Mas mais do que brigas internas, acredito que o fato de Howard Ashman ter trabalhado com tanto afinco em A Bela e a Fera mesmo estando em seu leito de morte é um sintoma perfeito de o que fez o filme tão especial: um corpo de artistas inteiramente devotos e em prol de um projeto. Ashman, Menken, Trousdale, Wise, Glen Keane, e diversos outros dando seu sangue para realizar aquele filme, inteiramente motivado pela dedicação e pela confiança dessas pessoas na história que estavam contando. Isto é algo que não acontece todos os dias, e A Bela e a Fera é uma ocasião rara — não é atoa que até hoje apenas duas outras animações conseguiram repetir seu feito ao serem indicadas para Melhor Filme no Oscar. E também é notável que diversos outros filmes que o sucederam tentaram recriar seu feito, mas não inteiramente compreendendo o que o fez tão especial. Este é o que passa a ser o erro da Disney com o tempo — ao invés de seus filmes serem obras espontâneas e genuínas, feitas através da paixão e da convicção das pessoas envolvidas nas mesmas em seu poder de encantar e dialogar com o público, eles passam a seguir uma fórmula, tentando milimetricamente recriar os elementos de A Bela e a Fera em si, mas não conseguindo aderir a magia e o coração que juntaram todos esses elementos juntos em prol de uma história marcante e envolvente, quase que como riscando os itens de uma lista de compras. Um grande exemplo disso é o remake de A Bela e a Fera, de 2017, que muitos críticos viram como uma tentativa de capitalizar em cima da nostalgia e do carinho do público para com a obra original, ao mesmo tempo sem que os responsáveis pelo filme entendessem que o que fez A Bela e a Fera especial em primeiro lugar não foi uma coleção de momentos e personagens específicos, e sim a dose de sentimentos e de substâncias guiando esses personagens e momentos, para que, juntos, eles se transformassem em algo especial — terminando como uma cópia idêntica do filme de 1991, mas vazio de qualquer tipo de substância.

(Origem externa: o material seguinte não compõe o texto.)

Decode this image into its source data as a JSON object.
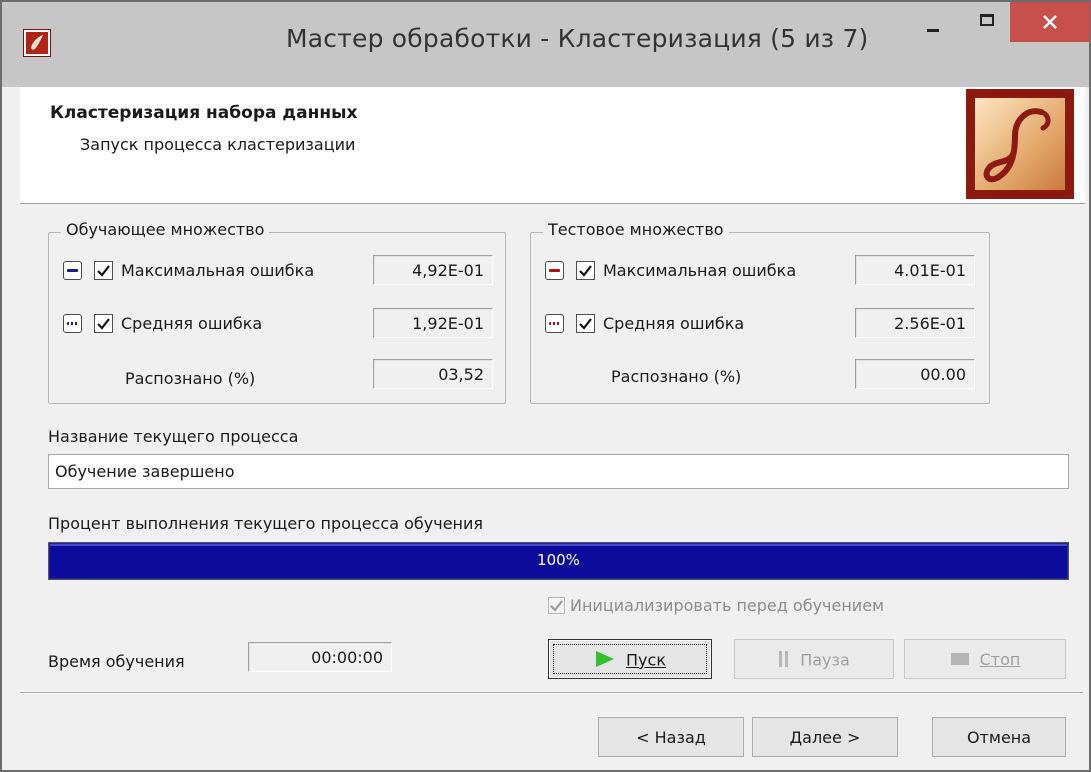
{
  "window": {
    "title": "Мастер обработки - Кластеризация (5 из 7)"
  },
  "header": {
    "title": "Кластеризация набора данных",
    "subtitle": "Запуск процесса кластеризации"
  },
  "train_set": {
    "title": "Обучающее множество",
    "max_error": {
      "label": "Максимальная ошибка",
      "value": "4,92E-01",
      "checked": true,
      "legend_color": "#1a1a8c"
    },
    "avg_error": {
      "label": "Средняя ошибка",
      "value": "1,92E-01",
      "checked": true,
      "legend_color": "#1a1a8c"
    },
    "recognized": {
      "label": "Распознано (%)",
      "value": "03,52"
    }
  },
  "test_set": {
    "title": "Тестовое множество",
    "max_error": {
      "label": "Максимальная ошибка",
      "value": "4.01E-01",
      "checked": true,
      "legend_color": "#b01010"
    },
    "avg_error": {
      "label": "Средняя ошибка",
      "value": "2.56E-01",
      "checked": true,
      "legend_color": "#b01010"
    },
    "recognized": {
      "label": "Распознано (%)",
      "value": "00.00"
    }
  },
  "process": {
    "name_label": "Название текущего процесса",
    "name_value": "Обучение завершено"
  },
  "progress": {
    "label": "Процент выполнения текущего процесса обучения",
    "text": "100%",
    "value": 1.0
  },
  "init_checkbox": {
    "label": "Инициализировать перед обучением",
    "checked": true,
    "enabled": false
  },
  "training_time": {
    "label": "Время обучения",
    "value": "00:00:00"
  },
  "controls": {
    "start": "Пуск",
    "pause": "Пауза",
    "stop": "Стоп"
  },
  "footer": {
    "back": "< Назад",
    "next": "Далее >",
    "cancel": "Отмена"
  }
}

Mas, por enquanto, a Disney ainda estava no topo do mundo, com um de seus maiores sucessos, e o que muitos veem como uma das melhores animações de todos os tempos. Para mim, a cena que perfeitamente define o que faz de A Bela e a Fera tão especial é a cena da valsa: enquanto a Bela e a Fera dançam belissimamente por entre o salão, e a música que possui o título da obra acompanha seus movimentos — um perfeito casamento de personagem, animação e música, que se conectam juntos perfeitamente para realizar um dos momentos mais lindos e tocantes da história do cinema. Essa cena só foi possível graças aos avanços tecnológicos, com o CGI sendo usado para dar profundidade ao salão, enquanto a câmera acompanha os personagens dançando por entre o ambiente — Walt Disney sempre quis fazer tal cena, tentando tanto em Cinderela quanto em A Bela Adormecida, mas graças às limitações tecnológicas de seu período, esse momento sempre ficava estático, faltando o detalhamento e a profundidade dos cenários que apenas o CGI pôde aderir aqui. Esta é a definição perfeita para a Renascença: o casamento do clássico com o novo, que juntos se transformam em algo transcendental. Verdadeiramente uma das joias de toda a filmografia dos oitenta anos da Disney, que ainda me dá arrepios, não importa quantas vezes eu a revisite.